The diner is empty, because it is late, and it is Christmas Eve, and everyone is with family. She likes the diner when it is like this; there are Christmas lights strung up, and Ella sings to her from the radio in the kitchen…
What do I care how much it may storm? I've got my love to keep me warm.
And that is when she sees him. He is carrying a box from the back and stops when he sees her. His surprise is quickly replaced by a tentative smile.
"Hey," she says.
"Hey yourself. What are you doing out and about on Christmas Eve?"
She walks to the counter and puts her bag down. "Coffee. I need coffee. I still have a lot of wrapping to do."
He smiles at her, and she sees the sadness behind the smile and it breaks her heart a little. He pours her coffee and she sips it gratefully.
"What are you doing still open?" she asks as the silence becomes awkward. There have been too many awkward silences between them this past year. She has decided that she has to do something about that.
"Eh, just packing some stuff. Liz invited me over but TJ and alcoholic eggnog… not a good combination."
"And April is at her moms," she says. He nods. He studies her for a minute.
"How are you?"
"I'm…" she is about to say great, that is the word she always uses. Then she decides to downgrade it to good. Then she decides to be honest.
"I think I have the Christmas blues. I don't like being home. I don't know why. It doesn't feel like home anymore." There, she said it.
Now someone is singing something about no place like home for the holidays and it is making her sadder, so she clears her throat and asks Luke how he is.
"I'm okay."
Beneath those words are such loneliness that she has to look down at her coffee cup because she feels tears stinging the back of her eyes.
"I miss you," she whispers. "I'm sorry I don't visit when I'm home."
"Door's always open. Just because your mom and me don't… aren't… because we can't be like we used to, doesn't mean you don't still mean the world to me."
Rory swallows. She wants to tell him that it is strange at home, that it is not always pleasant, that the happiness feels forced, that she can't comprehend why she isn't thrilled that her mom and dad are married and are living together in the house she grew up in; she wants to tell Luke that her mom has the same sad look in her eyes sometimes that she sees in his right now. She wants to tell him that she is not sure her mom made the right choice.
But it is Christmas Eve, and it is not her place, and she feels a loyalty to her parents, so she does not say these things. She just says, "We all really miss you."
Luke frowns a little as he takes in her words, and his jaw is clenched, and then he smiles a little. "Hey, Merry Christmas anyway, huh?"
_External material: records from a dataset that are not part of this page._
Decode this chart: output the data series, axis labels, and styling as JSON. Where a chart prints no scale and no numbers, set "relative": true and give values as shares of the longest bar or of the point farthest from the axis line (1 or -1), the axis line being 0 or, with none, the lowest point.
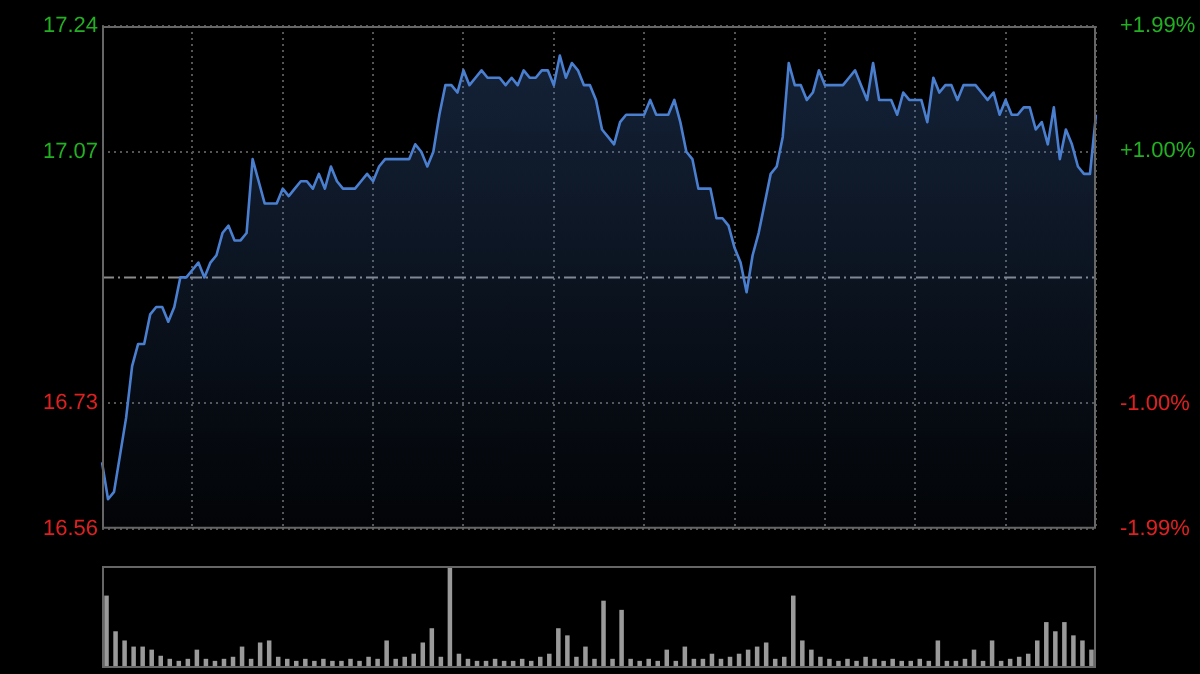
{
  "chart_data": [
    {
      "type": "area",
      "categories": [
        null,
        null,
        null,
        null,
        null,
        null,
        null,
        null,
        null,
        null,
        null,
        null,
        null,
        null,
        null,
        null,
        null,
        null,
        null,
        null,
        null,
        null,
        null,
        null,
        null,
        null,
        null,
        null,
        null,
        null,
        null,
        null,
        null,
        null,
        null,
        null,
        null,
        null,
        null,
        null,
        null,
        null,
        null,
        null,
        null,
        null,
        null,
        null,
        null,
        null,
        null,
        null,
        null,
        null,
        null,
        null,
        null,
        null,
        null,
        null,
        null,
        null,
        null,
        null,
        null,
        null,
        null,
        null,
        null,
        null,
        null,
        null,
        null,
        null,
        null,
        null,
        null,
        null,
        null,
        null,
        null,
        null,
        null,
        null,
        null,
        null,
        null,
        null,
        null,
        null,
        null,
        null,
        null,
        null,
        null,
        null,
        null,
        null,
        null,
        null,
        null,
        null,
        null,
        null,
        null,
        null,
        null,
        null,
        null,
        null,
        null,
        null,
        null,
        null,
        null,
        null,
        null,
        null,
        null,
        null,
        null,
        null,
        null,
        null,
        null,
        null,
        null,
        null,
        null,
        null,
        null,
        null,
        null,
        null,
        null,
        null,
        null,
        null,
        null,
        null,
        null,
        null,
        null,
        null,
        null,
        null,
        null,
        null,
        null,
        null,
        null,
        null,
        null,
        null,
        null,
        null,
        null,
        null,
        null,
        null,
        null,
        null,
        null,
        null,
        null,
        null
      ],
      "ylim": [
        16.56,
        17.24
      ],
      "yticks": [
        16.56,
        16.73,
        17.07,
        17.24
      ],
      "y2lim": [
        -1.99,
        1.99
      ],
      "y2ticks": [
        {
          "value": -1.99,
          "label": "-1.99%"
        },
        {
          "value": -1.0,
          "label": "-1.00%"
        },
        {
          "value": 1.0,
          "label": "+1.00%"
        },
        {
          "value": 1.99,
          "label": "+1.99%"
        }
      ],
      "grid": true,
      "legend": false,
      "marker": "none",
      "ref_lines": [
        {
          "axis": "y",
          "value": 16.9,
          "color": "#8a8a8a",
          "line_style": "dashed"
        }
      ],
      "series": [
        {
          "color": "#4a7fd0",
          "values": [
            16.65,
            16.6,
            16.61,
            16.66,
            16.71,
            16.78,
            16.81,
            16.81,
            16.85,
            16.86,
            16.86,
            16.84,
            16.86,
            16.9,
            16.9,
            16.91,
            16.92,
            16.9,
            16.92,
            16.93,
            16.96,
            16.97,
            16.95,
            16.95,
            16.96,
            17.06,
            17.03,
            17.0,
            17.0,
            17.0,
            17.02,
            17.01,
            17.02,
            17.03,
            17.03,
            17.02,
            17.04,
            17.02,
            17.05,
            17.03,
            17.02,
            17.02,
            17.02,
            17.03,
            17.04,
            17.03,
            17.05,
            17.06,
            17.06,
            17.06,
            17.06,
            17.06,
            17.08,
            17.07,
            17.05,
            17.07,
            17.12,
            17.16,
            17.16,
            17.15,
            17.18,
            17.16,
            17.17,
            17.18,
            17.17,
            17.17,
            17.17,
            17.16,
            17.17,
            17.16,
            17.18,
            17.17,
            17.17,
            17.18,
            17.18,
            17.16,
            17.2,
            17.17,
            17.19,
            17.18,
            17.16,
            17.16,
            17.14,
            17.1,
            17.09,
            17.08,
            17.11,
            17.12,
            17.12,
            17.12,
            17.12,
            17.14,
            17.12,
            17.12,
            17.12,
            17.14,
            17.11,
            17.07,
            17.06,
            17.02,
            17.02,
            17.02,
            16.98,
            16.98,
            16.97,
            16.94,
            16.92,
            16.88,
            16.93,
            16.96,
            17.0,
            17.04,
            17.05,
            17.09,
            17.19,
            17.16,
            17.16,
            17.14,
            17.15,
            17.18,
            17.16,
            17.16,
            17.16,
            17.16,
            17.17,
            17.18,
            17.16,
            17.14,
            17.19,
            17.14,
            17.14,
            17.14,
            17.12,
            17.15,
            17.14,
            17.14,
            17.14,
            17.11,
            17.17,
            17.15,
            17.16,
            17.16,
            17.14,
            17.16,
            17.16,
            17.16,
            17.15,
            17.14,
            17.15,
            17.12,
            17.14,
            17.12,
            17.12,
            17.13,
            17.13,
            17.1,
            17.11,
            17.08,
            17.13,
            17.06,
            17.1,
            17.08,
            17.05,
            17.04,
            17.04,
            17.12
          ]
        }
      ]
    },
    {
      "type": "bar",
      "relative": true,
      "legend": false,
      "categories": [
        null,
        null,
        null,
        null,
        null,
        null,
        null,
        null,
        null,
        null,
        null,
        null,
        null,
        null,
        null,
        null,
        null,
        null,
        null,
        null,
        null,
        null,
        null,
        null,
        null,
        null,
        null,
        null,
        null,
        null,
        null,
        null,
        null,
        null,
        null,
        null,
        null,
        null,
        null,
        null,
        null,
        null,
        null,
        null,
        null,
        null,
        null,
        null,
        null,
        null,
        null,
        null,
        null,
        null,
        null,
        null,
        null,
        null,
        null,
        null,
        null,
        null,
        null,
        null,
        null,
        null,
        null,
        null,
        null,
        null,
        null,
        null,
        null,
        null,
        null,
        null,
        null,
        null,
        null,
        null,
        null,
        null,
        null,
        null,
        null,
        null,
        null,
        null,
        null,
        null,
        null,
        null,
        null,
        null,
        null,
        null,
        null,
        null,
        null,
        null,
        null,
        null,
        null,
        null,
        null,
        null,
        null,
        null,
        null,
        null
      ],
      "color": "#9a9a9a",
      "values": [
        0.71,
        0.36,
        0.27,
        0.21,
        0.21,
        0.18,
        0.12,
        0.09,
        0.07,
        0.09,
        0.18,
        0.09,
        0.07,
        0.09,
        0.11,
        0.21,
        0.09,
        0.25,
        0.27,
        0.11,
        0.09,
        0.07,
        0.09,
        0.07,
        0.09,
        0.07,
        0.07,
        0.09,
        0.07,
        0.11,
        0.09,
        0.27,
        0.09,
        0.11,
        0.14,
        0.25,
        0.39,
        0.11,
        1,
        0.14,
        0.09,
        0.07,
        0.07,
        0.09,
        0.07,
        0.07,
        0.09,
        0.07,
        0.11,
        0.14,
        0.39,
        0.32,
        0.11,
        0.21,
        0.09,
        0.66,
        0.09,
        0.57,
        0.09,
        0.07,
        0.09,
        0.07,
        0.18,
        0.07,
        0.21,
        0.09,
        0.09,
        0.14,
        0.09,
        0.11,
        0.14,
        0.18,
        0.21,
        0.25,
        0.09,
        0.11,
        0.71,
        0.27,
        0.18,
        0.11,
        0.09,
        0.07,
        0.09,
        0.07,
        0.11,
        0.09,
        0.07,
        0.09,
        0.07,
        0.07,
        0.09,
        0.07,
        0.27,
        0.07,
        0.07,
        0.09,
        0.18,
        0.07,
        0.27,
        0.07,
        0.09,
        0.11,
        0.14,
        0.27,
        0.45,
        0.36,
        0.45,
        0.32,
        0.27,
        0.18
      ]
    }
  ]
}
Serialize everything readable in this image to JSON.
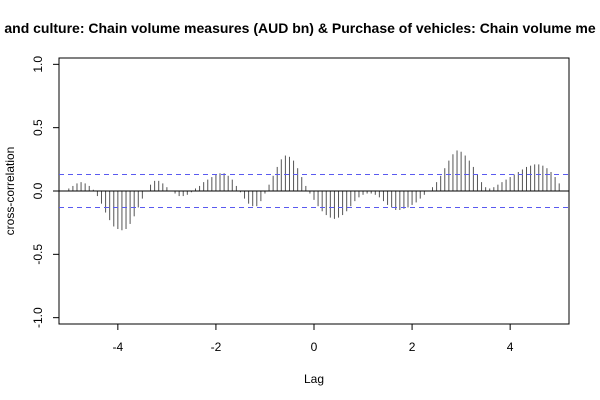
{
  "chart_data": {
    "type": "bar",
    "title": "and culture: Chain volume measures (AUD bn) & Purchase of vehicles: Chain volume me",
    "xlabel": "Lag",
    "ylabel": "cross-correlation",
    "xlim": [
      -5.2,
      5.2
    ],
    "ylim": [
      -1.05,
      1.05
    ],
    "x_ticks": [
      -4,
      -2,
      0,
      2,
      4
    ],
    "x_tick_labels": [
      "-4",
      "-2",
      "0",
      "2",
      "4"
    ],
    "y_ticks": [
      -1.0,
      -0.5,
      0.0,
      0.5,
      1.0
    ],
    "y_tick_labels": [
      "-1.0",
      "-0.5",
      "0.0",
      "0.5",
      "1.0"
    ],
    "confidence_limit": 0.13,
    "lag_step": 0.0833,
    "lags": [
      -5,
      -4.9167,
      -4.8333,
      -4.75,
      -4.6667,
      -4.5833,
      -4.5,
      -4.4167,
      -4.3333,
      -4.25,
      -4.1667,
      -4.0833,
      -4,
      -3.9167,
      -3.8333,
      -3.75,
      -3.6667,
      -3.5833,
      -3.5,
      -3.4167,
      -3.3333,
      -3.25,
      -3.1667,
      -3.0833,
      -3,
      -2.9167,
      -2.8333,
      -2.75,
      -2.6667,
      -2.5833,
      -2.5,
      -2.4167,
      -2.3333,
      -2.25,
      -2.1667,
      -2.0833,
      -2,
      -1.9167,
      -1.8333,
      -1.75,
      -1.6667,
      -1.5833,
      -1.5,
      -1.4167,
      -1.3333,
      -1.25,
      -1.1667,
      -1.0833,
      -1,
      -0.9167,
      -0.8333,
      -0.75,
      -0.6667,
      -0.5833,
      -0.5,
      -0.4167,
      -0.3333,
      -0.25,
      -0.1667,
      -0.0833,
      0,
      0.0833,
      0.1667,
      0.25,
      0.3333,
      0.4167,
      0.5,
      0.5833,
      0.6667,
      0.75,
      0.8333,
      0.9167,
      1,
      1.0833,
      1.1667,
      1.25,
      1.3333,
      1.4167,
      1.5,
      1.5833,
      1.6667,
      1.75,
      1.8333,
      1.9167,
      2,
      2.0833,
      2.1667,
      2.25,
      2.3333,
      2.4167,
      2.5,
      2.5833,
      2.6667,
      2.75,
      2.8333,
      2.9167,
      3,
      3.0833,
      3.1667,
      3.25,
      3.3333,
      3.4167,
      3.5,
      3.5833,
      3.6667,
      3.75,
      3.8333,
      3.9167,
      4,
      4.0833,
      4.1667,
      4.25,
      4.3333,
      4.4167,
      4.5,
      4.5833,
      4.6667,
      4.75,
      4.8333,
      4.9167,
      5
    ],
    "values": [
      0.02,
      0.04,
      0.06,
      0.07,
      0.06,
      0.04,
      0.01,
      -0.04,
      -0.1,
      -0.17,
      -0.23,
      -0.28,
      -0.3,
      -0.31,
      -0.3,
      -0.26,
      -0.2,
      -0.13,
      -0.06,
      0.0,
      0.05,
      0.08,
      0.08,
      0.06,
      0.03,
      0.0,
      -0.02,
      -0.04,
      -0.04,
      -0.03,
      -0.01,
      0.02,
      0.04,
      0.07,
      0.09,
      0.11,
      0.13,
      0.14,
      0.14,
      0.12,
      0.09,
      0.04,
      -0.01,
      -0.06,
      -0.1,
      -0.12,
      -0.12,
      -0.08,
      -0.02,
      0.05,
      0.12,
      0.19,
      0.25,
      0.28,
      0.27,
      0.24,
      0.18,
      0.11,
      0.04,
      -0.02,
      -0.07,
      -0.12,
      -0.16,
      -0.19,
      -0.21,
      -0.22,
      -0.21,
      -0.19,
      -0.16,
      -0.12,
      -0.08,
      -0.05,
      -0.03,
      -0.02,
      -0.02,
      -0.03,
      -0.05,
      -0.08,
      -0.11,
      -0.13,
      -0.15,
      -0.15,
      -0.14,
      -0.13,
      -0.11,
      -0.09,
      -0.06,
      -0.03,
      0.0,
      0.03,
      0.07,
      0.12,
      0.18,
      0.24,
      0.29,
      0.32,
      0.31,
      0.28,
      0.24,
      0.19,
      0.13,
      0.07,
      0.03,
      0.02,
      0.03,
      0.05,
      0.07,
      0.09,
      0.11,
      0.13,
      0.15,
      0.17,
      0.19,
      0.2,
      0.21,
      0.21,
      0.2,
      0.18,
      0.15,
      0.11,
      0.06
    ],
    "colors": {
      "bars": "#555555",
      "zero_line": "#000000",
      "confidence_lines": "#5a5af0",
      "axes": "#000000"
    }
  }
}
She smiles back. "Yep. Very merry." She suddenly realizes that she has more Christmas memories with Luke than she has with her dad. Luke was the one who came over and helped get the live bird out of the Christmas tree the year Lorelai decided they were going to go deep in the woods and cut down their own tree. It was Luke who would help untangle the mess of Christmas lights that Lorelai always refused to put back in an orderly fashion. It was Luke that Rory and Lorelai tortured one year singing Christmas carols to at the top of their lungs. It was Luke who drove them to the best sledding hill when she was 12 on one of the few white Christmases they had, and she remembers that feeling of flight, and joy, on her way down the hill, and how the three of them drove home exhausted and supremely happy that day.
Now Bing Crosby is on the radio crooning about dreaming of white Christmases, and Rory realizes it is time to go, even though she'd like to stay here with Luke in his softly lit, peaceful diner and listen to the radio some more.
Luke walks her to the door and hands her her bag, and she hugs him suddenly, fiercely, and he is surprised at first it seems, but then he hugs her back, and she smiles.
"I'm glad you're Luke, Luke," she says.
"Well, I'm glad you're Rory, Rory. Now go home. Merry Christmas."
She walks quickly home, wishing for snow, wishing Logan did not go on a family ski trip for the holidays, wishing her mom would be more like her mom again, wishing home were more like home.